In semifinale incontrò il vincitore dell’altro girone – Nikolay Davydenko – contro il quale aveva perso due scontri diretti su tre e lo superò con il punteggio di 6-0 7-5. La seconda semifinale fu vinta dal campione in carica Roger Federer che, nonostante un infortunio alla caviglia destra rimediato in allenamento poche settimane prima che lo costringeva ad indossare un tutore, avanzava alla velocità di un treno: 6-0 6-0 contro Gaston Gaudio.
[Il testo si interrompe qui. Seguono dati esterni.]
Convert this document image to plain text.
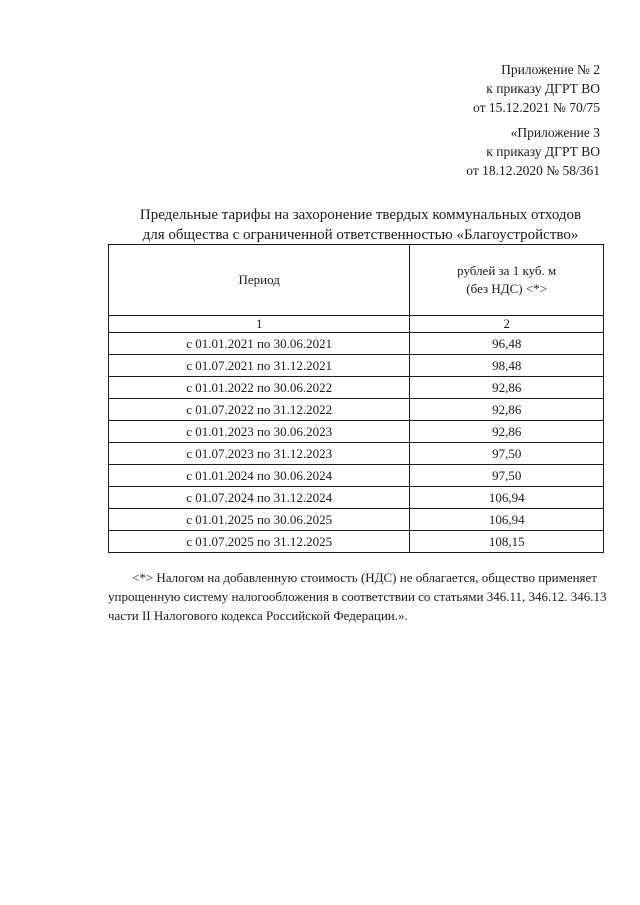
Приложение № 2
к приказу ДГРТ ВО
от 15.12.2021 № 70/75
«Приложение 3
к приказу ДГРТ ВО
от 18.12.2020 № 58/361
Предельные тарифы на захоронение твердых коммунальных отходов
для общества с ограниченной ответственностью «Благоустройство»
Период	рублей за 1 куб. м
(без НДС) <*>

1	2
с 01.01.2021 по 30.06.2021	96,48
с 01.07.2021 по 31.12.2021	98,48
с 01.01.2022 по 30.06.2022	92,86
с 01.07.2022 по 31.12.2022	92,86
с 01.01.2023 по 30.06.2023	92,86
с 01.07.2023 по 31.12.2023	97,50
с 01.01.2024 по 30.06.2024	97,50
с 01.07.2024 по 31.12.2024	106,94
с 01.01.2025 по 30.06.2025	106,94
с 01.07.2025 по 31.12.2025	108,15
<*> Налогом на добавленную стоимость (НДС) не облагается, общество применяет
упрощенную систему налогообложения в соответствии со статьями 346.11, 346.12. 346.13
части II Налогового кодекса Российской Федерации.».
Il 20 novembre Nalbandian ebbe quindi in finale l’occasione di vendicare la sconfitta subita pochi giorni prima contro il tennista elvetico.
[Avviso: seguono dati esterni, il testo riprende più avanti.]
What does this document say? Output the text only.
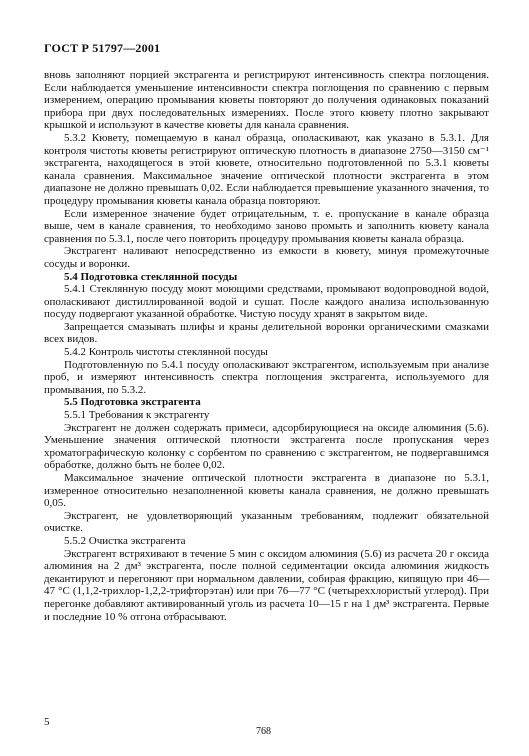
ГОСТ Р 51797—2001

вновь заполняют порцией экстрагента и регистрируют интенсивность спектра поглощения. Если наблюдается уменьшение интенсивности спектра поглощения по сравнению с первым измерением, операцию промывания кюветы повторяют до получения одинаковых показаний прибора при двух последовательных измерениях. После этого кювету плотно закрывают крышкой и используют в качестве кюветы для канала сравнения.

5.3.2 Кювету, помещаемую в канал образца, ополаскивают, как указано в 5.3.1. Для контроля чистоты кюветы регистрируют оптическую плотность в диапазоне 2750—3150 см⁻¹ экстрагента, находящегося в этой кювете, относительно подготовленной по 5.3.1 кюветы канала сравнения. Максимальное значение оптической плотности экстрагента в этом диапазоне не должно превышать 0,02. Если наблюдается превышение указанного значения, то процедуру промывания кюветы канала образца повторяют.

Если измеренное значение будет отрицательным, т. е. пропускание в канале образца выше, чем в канале сравнения, то необходимо заново промыть и заполнить кювету канала сравнения по 5.3.1, после чего повторить процедуру промывания кюветы канала образца.

Экстрагент наливают непосредственно из емкости в кювету, минуя промежуточные сосуды и воронки.

5.4 Подготовка стеклянной посуды

5.4.1 Стеклянную посуду моют моющими средствами, промывают водопроводной водой, ополаскивают дистиллированной водой и сушат. После каждого анализа использованную посуду подвергают указанной обработке. Чистую посуду хранят в закрытом виде.

Запрещается смазывать шлифы и краны делительной воронки органическими смазками всех видов.

5.4.2 Контроль чистоты стеклянной посуды

Подготовленную по 5.4.1 посуду ополаскивают экстрагентом, используемым при анализе проб, и измеряют интенсивность спектра поглощения экстрагента, используемого для промывания, по 5.3.2.

5.5 Подготовка экстрагента

5.5.1 Требования к экстрагенту

Экстрагент не должен содержать примеси, адсорбирующиеся на оксиде алюминия (5.6). Уменьшение значения оптической плотности экстрагента после пропускания через хроматографическую колонку с сорбентом по сравнению с экстрагентом, не подвергавшимся обработке, должно быть не более 0,02.

Максимальное значение оптической плотности экстрагента в диапазоне по 5.3.1, измеренное относительно незаполненной кюветы канала сравнения, не должно превышать 0,05.

Экстрагент, не удовлетворяющий указанным требованиям, подлежит обязательной очистке.

5.5.2 Очистка экстрагента

Экстрагент встряхивают в течение 5 мин с оксидом алюминия (5.6) из расчета 20 г оксида алюминия на 2 дм³ экстрагента, после полной седиментации оксида алюминия жидкость декантируют и перегоняют при нормальном давлении, собирая фракцию, кипящую при 46—47 °С (1,1,2-трихлор-1,2,2-трифторэтан) или при 76—77 °С (четыреххлористый углерод). При перегонке добавляют активированный уголь из расчета 10—15 г на 1 дм³ экстрагента. Первые и последние 10 % отгона отбрасывают.

5
768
Persi i primi 2 set di pochissimo in 2 tie-break combattuti (nel secondo ebbe anche 3 set point a favore, ndr) e a quel punto feci mentalmente un cambio importante di atteggiamento dicendo a me stesso che ero sotto di due set ma avrei potuto essere tranquillamente in vantaggio di altrettanti. Non pensai mai di avere perso, continuai a guardare avanti e quella fu la chiave della vittoria”. Dopo avere nettamente vinto il terzo e il quarto set l’argentino nel quinto si portò in vantaggio 4-0. Federer a sua volta non si diede per vinto. Riuscì a recuperare i due break di svantaggio e arrivò addirittura a due punti dalla vittoria con il servizio a disposizione sul punteggio di 6-5. Ma guai ad arrendersi quando Federer serve per il match: una speranza per il suo avversario c’era, c’è e ci sarà sempre. Nalbandian riuscì infatti a vincere quel game rimontando da 0-30 (notevole il primo punto conquistato direttamente con la risposta) e a completare trionfalmente la sua rimonta nel tie-break infliggendo al numero uno del mondo la quarta sconfitta del 2005 su 85 partite disputate. Risultato finale: D. Nalbandian b. R. Federer 6-7(4) 6-7(11) 6-2 6-1 7-6(3).
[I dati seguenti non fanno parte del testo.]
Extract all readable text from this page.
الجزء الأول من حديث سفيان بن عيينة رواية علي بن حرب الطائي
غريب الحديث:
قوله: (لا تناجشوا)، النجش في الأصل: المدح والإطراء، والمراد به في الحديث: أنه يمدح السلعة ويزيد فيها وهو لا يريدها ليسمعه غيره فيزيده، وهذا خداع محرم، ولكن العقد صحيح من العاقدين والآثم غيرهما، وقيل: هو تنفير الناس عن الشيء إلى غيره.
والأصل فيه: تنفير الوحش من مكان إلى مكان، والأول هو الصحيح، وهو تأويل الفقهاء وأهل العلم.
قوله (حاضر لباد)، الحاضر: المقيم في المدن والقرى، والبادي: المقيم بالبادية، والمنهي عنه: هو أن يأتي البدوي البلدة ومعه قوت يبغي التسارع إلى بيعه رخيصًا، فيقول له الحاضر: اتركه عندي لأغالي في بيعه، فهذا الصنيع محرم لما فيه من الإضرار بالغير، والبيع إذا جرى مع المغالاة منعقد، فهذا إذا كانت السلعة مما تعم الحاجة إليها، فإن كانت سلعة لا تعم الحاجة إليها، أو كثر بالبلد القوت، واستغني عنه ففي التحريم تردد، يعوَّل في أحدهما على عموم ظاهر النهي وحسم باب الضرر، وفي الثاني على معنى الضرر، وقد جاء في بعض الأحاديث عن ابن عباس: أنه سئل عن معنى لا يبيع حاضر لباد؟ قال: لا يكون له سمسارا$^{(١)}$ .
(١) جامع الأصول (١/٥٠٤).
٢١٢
Il quinto set fu come essere sulle montagne russe. Ero avanti di due break, vicino alla vittoria, persi il servizio e ci ritrovammo a giocare un altro tie-break. Dopo averne persi due mi dissi che non avevo giocato altre tre ore per perderne un altro; se c’era un tie-break in carriera che non potevo perdere era proprio quello. Ero deciso a vincerlo e  per fortuna tutto andò per il verso giusto. Sicuramente quella vittoria rappresenta l’apice della mia carriera. Soprattutto per gli aspetti mentali, per gli alti e bassi vissuti nell’arco dell’intera settimana e persino all’interno di ogni singolo game. Non posso non avere tanti ricordi in testa legati a quel torneo. Scherzai durante la premiazione, dissi: ‘Roger non preoccuparti, non è la tua ultima finale. Vincerai un mucchio di tornei e quindi lasciami questo’”.

Nalbandian concluderà la sua carriera con un record di 11 tornei vinti, una finale di Wimbledon persa nel 2002 contro LLeyton Hewitt e un best ranking costituito dalla posizione numero 3 raggiunta nel marzo del 2006.Dopo la finale di Shanghai affronterà Roger Federer altre dieci volte uscendo vincitore in due sole occasioni. La parole pronunciate da Nalbandian durante la premiazione si riveleranno profetiche, poiché lo svizzero avrebbe aggiunto altri 70 tornei a quelli vinti sino a quel momento. Tra questi non figura però quello di Madrid 2007, perché in finale fu battuto da un argentino: proprio David Nalbandian.